Reduced nursing had knock-on effects to my production. No longer did 4 ounces equal freedom; I needed about 6 to keep pace and stay ahead of his next feed. I could not deliver this much with consistency, and he was hungry. The number one rule of new parenthood is feed your baby. It is the cornerstone of them growing, thriving, being happy, and sleeping well. I had two options: pump more or supplement formula.

 

Formula will be the subject of another article, but for me, the choice was clear. I was already pumping 3 times a day and struggling to find time just for that.
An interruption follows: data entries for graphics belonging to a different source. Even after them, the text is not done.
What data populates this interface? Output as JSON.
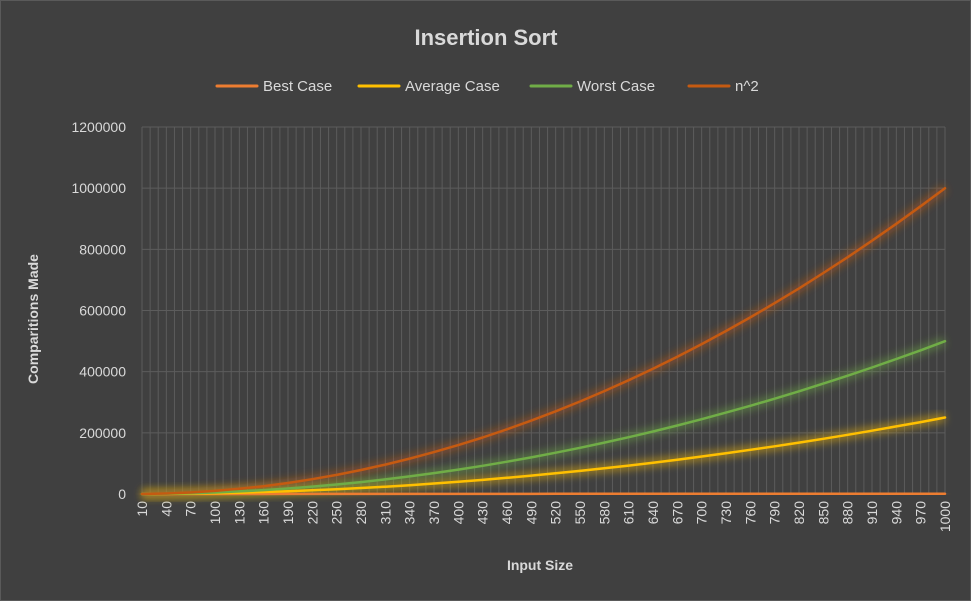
{
  "chart_data": {
    "type": "line",
    "title": "Insertion Sort",
    "xlabel": "Input Size",
    "ylabel": "Comparitions Made",
    "ylim": [
      0,
      1200000
    ],
    "yticks": [
      0,
      200000,
      400000,
      600000,
      800000,
      1000000,
      1200000
    ],
    "xlim": [
      10,
      1000
    ],
    "xticks": [
      10,
      40,
      70,
      100,
      130,
      160,
      190,
      220,
      250,
      280,
      310,
      340,
      370,
      400,
      430,
      460,
      490,
      520,
      550,
      580,
      610,
      640,
      670,
      700,
      730,
      760,
      790,
      820,
      850,
      880,
      910,
      940,
      970,
      1000
    ],
    "grid": true,
    "legend_position": "top",
    "x": [
      10,
      40,
      70,
      100,
      130,
      160,
      190,
      220,
      250,
      280,
      310,
      340,
      370,
      400,
      430,
      460,
      490,
      520,
      550,
      580,
      610,
      640,
      670,
      700,
      730,
      760,
      790,
      820,
      850,
      880,
      910,
      940,
      970,
      1000
    ],
    "series": [
      {
        "name": "Best Case",
        "color": "#ed7d31",
        "values": [
          9,
          39,
          69,
          99,
          129,
          159,
          189,
          219,
          249,
          279,
          309,
          339,
          369,
          399,
          429,
          459,
          489,
          519,
          549,
          579,
          609,
          639,
          669,
          699,
          729,
          759,
          789,
          819,
          849,
          879,
          909,
          939,
          969,
          999
        ]
      },
      {
        "name": "Average Case",
        "color": "#ffc000",
        "values": [
          25,
          400,
          1225,
          2500,
          4200,
          6400,
          9000,
          12100,
          15600,
          19600,
          24000,
          28900,
          34200,
          40000,
          46200,
          52900,
          60000,
          67600,
          75600,
          84100,
          93000,
          102400,
          112200,
          122500,
          133200,
          144400,
          156000,
          168100,
          180600,
          193600,
          207000,
          220900,
          235200,
          250000
        ]
      },
      {
        "name": "Worst Case",
        "color": "#70ad47",
        "values": [
          45,
          780,
          2415,
          4950,
          8385,
          12720,
          17955,
          24090,
          31125,
          39060,
          47895,
          57630,
          68265,
          79800,
          92235,
          105570,
          119805,
          134940,
          150975,
          167910,
          185745,
          204480,
          224115,
          244650,
          266085,
          288420,
          311655,
          335790,
          360825,
          386760,
          413595,
          441330,
          469965,
          499500
        ]
      },
      {
        "name": "n^2",
        "color": "#c55a11",
        "values": [
          100,
          1600,
          4900,
          10000,
          16900,
          25600,
          36100,
          48400,
          62500,
          78400,
          96100,
          115600,
          136900,
          160000,
          184900,
          211600,
          240100,
          270400,
          302500,
          336400,
          372100,
          409600,
          448900,
          490000,
          532900,
          577600,
          624100,
          672400,
          722500,
          774400,
          828100,
          883600,
          940900,
          1000000
        ]
      }
    ]
  }
}
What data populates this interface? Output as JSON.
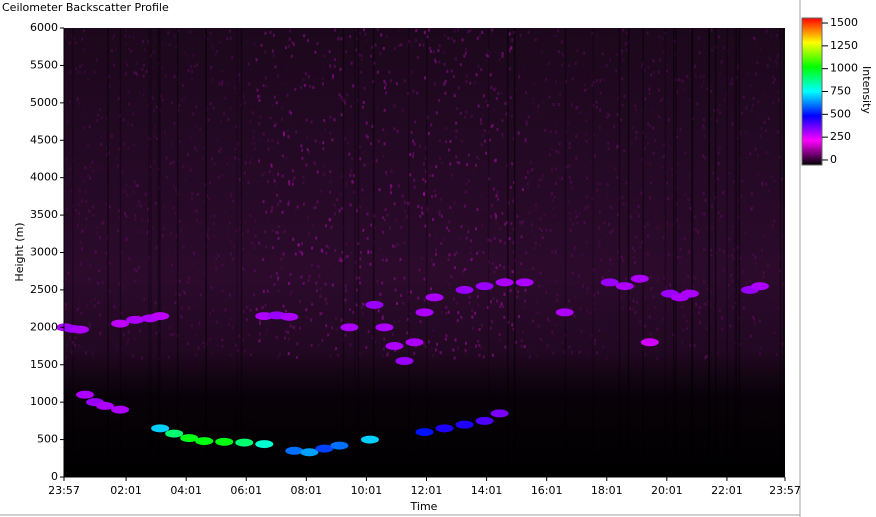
{
  "chart_data": {
    "type": "heatmap",
    "title": "Ceilometer Backscatter Profile",
    "x_label": "Time",
    "y_label": "Height (m)",
    "colorbar_label": "Intensity",
    "xlim": [
      0,
      1440
    ],
    "xticks": [
      {
        "value": 0,
        "label": "23:57"
      },
      {
        "value": 124,
        "label": "02:01"
      },
      {
        "value": 244,
        "label": "04:01"
      },
      {
        "value": 364,
        "label": "06:01"
      },
      {
        "value": 484,
        "label": "08:01"
      },
      {
        "value": 604,
        "label": "10:01"
      },
      {
        "value": 724,
        "label": "12:01"
      },
      {
        "value": 844,
        "label": "14:01"
      },
      {
        "value": 964,
        "label": "16:01"
      },
      {
        "value": 1084,
        "label": "18:01"
      },
      {
        "value": 1204,
        "label": "20:01"
      },
      {
        "value": 1324,
        "label": "22:01"
      },
      {
        "value": 1440,
        "label": "23:57"
      }
    ],
    "ylim": [
      0,
      6000
    ],
    "yticks": [
      0,
      500,
      1000,
      1500,
      2000,
      2500,
      3000,
      3500,
      4000,
      4500,
      5000,
      5500,
      6000
    ],
    "zlim": [
      -55,
      1555
    ],
    "zticks": [
      0,
      250,
      500,
      750,
      1000,
      1250,
      1500
    ],
    "colormap": [
      "#000000",
      "#ff00ff",
      "#0000ff",
      "#00ffff",
      "#00ff00",
      "#ffff00",
      "#ff0000"
    ],
    "x": [
      2,
      17,
      32,
      112,
      142,
      172,
      192,
      42,
      62,
      82,
      112,
      192,
      220,
      250,
      280,
      320,
      360,
      400,
      400,
      425,
      450,
      460,
      490,
      520,
      550,
      611,
      570,
      620,
      640,
      660,
      680,
      700,
      720,
      720,
      760,
      800,
      840,
      870,
      740,
      800,
      840,
      880,
      920,
      1000,
      1090,
      1120,
      1150,
      1170,
      1210,
      1230,
      1250,
      1370,
      1390
    ],
    "y": [
      2000,
      1980,
      1970,
      2050,
      2100,
      2120,
      2150,
      1100,
      1000,
      950,
      900,
      650,
      580,
      520,
      480,
      470,
      460,
      440,
      2150,
      2160,
      2140,
      350,
      330,
      380,
      420,
      500,
      2000,
      2300,
      2000,
      1750,
      1550,
      1800,
      2200,
      600,
      650,
      700,
      750,
      850,
      2400,
      2500,
      2550,
      2600,
      2600,
      2200,
      2600,
      2550,
      2650,
      1800,
      2450,
      2400,
      2450,
      2500,
      2550
    ],
    "values": [
      300,
      320,
      300,
      280,
      300,
      300,
      280,
      300,
      320,
      300,
      300,
      700,
      900,
      1000,
      1000,
      1000,
      900,
      800,
      300,
      320,
      300,
      600,
      650,
      550,
      600,
      700,
      300,
      320,
      300,
      300,
      320,
      300,
      300,
      500,
      450,
      450,
      400,
      350,
      300,
      320,
      320,
      300,
      300,
      300,
      320,
      300,
      300,
      260,
      320,
      300,
      300,
      320,
      300
    ]
  }
}
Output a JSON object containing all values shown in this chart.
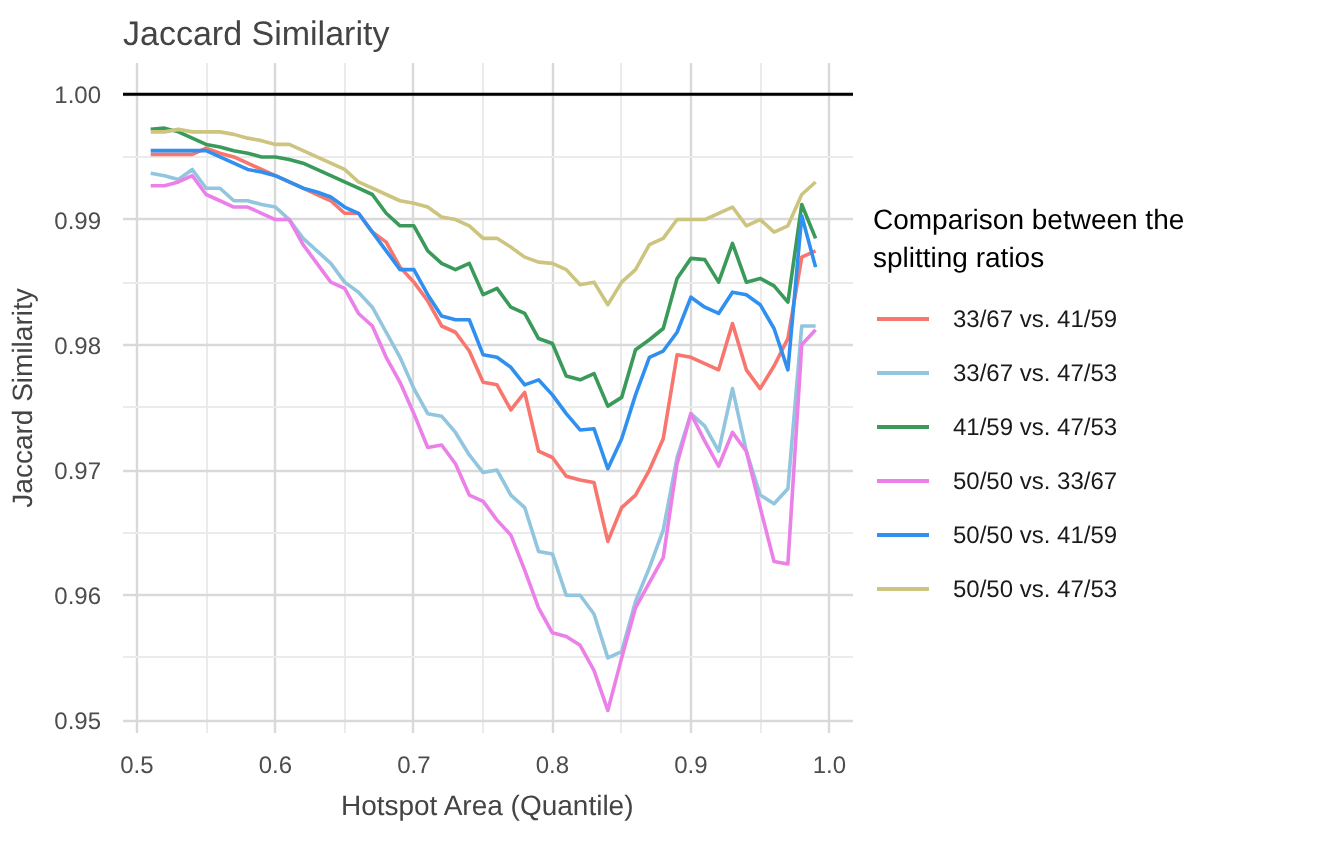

I was enjoying starting to spend time with friends and family again and did not want to interrupt those precious hours out of the house with pumping in a car or public bathroom. I also just simply did not want to pump more.  

 

So for me, my freedom was shifting from a focus on 4 ounces of pumped breastmilk to accepting and being grateful for as much as I could continue to produce. And being equally accepting and grateful for access to safe, nutritious, organic formula to continue to provide for my growing little boy. He’s happy, he’s thriving, I’m sane. and have found my balance of freedom. It’s what I got, and it is sublime.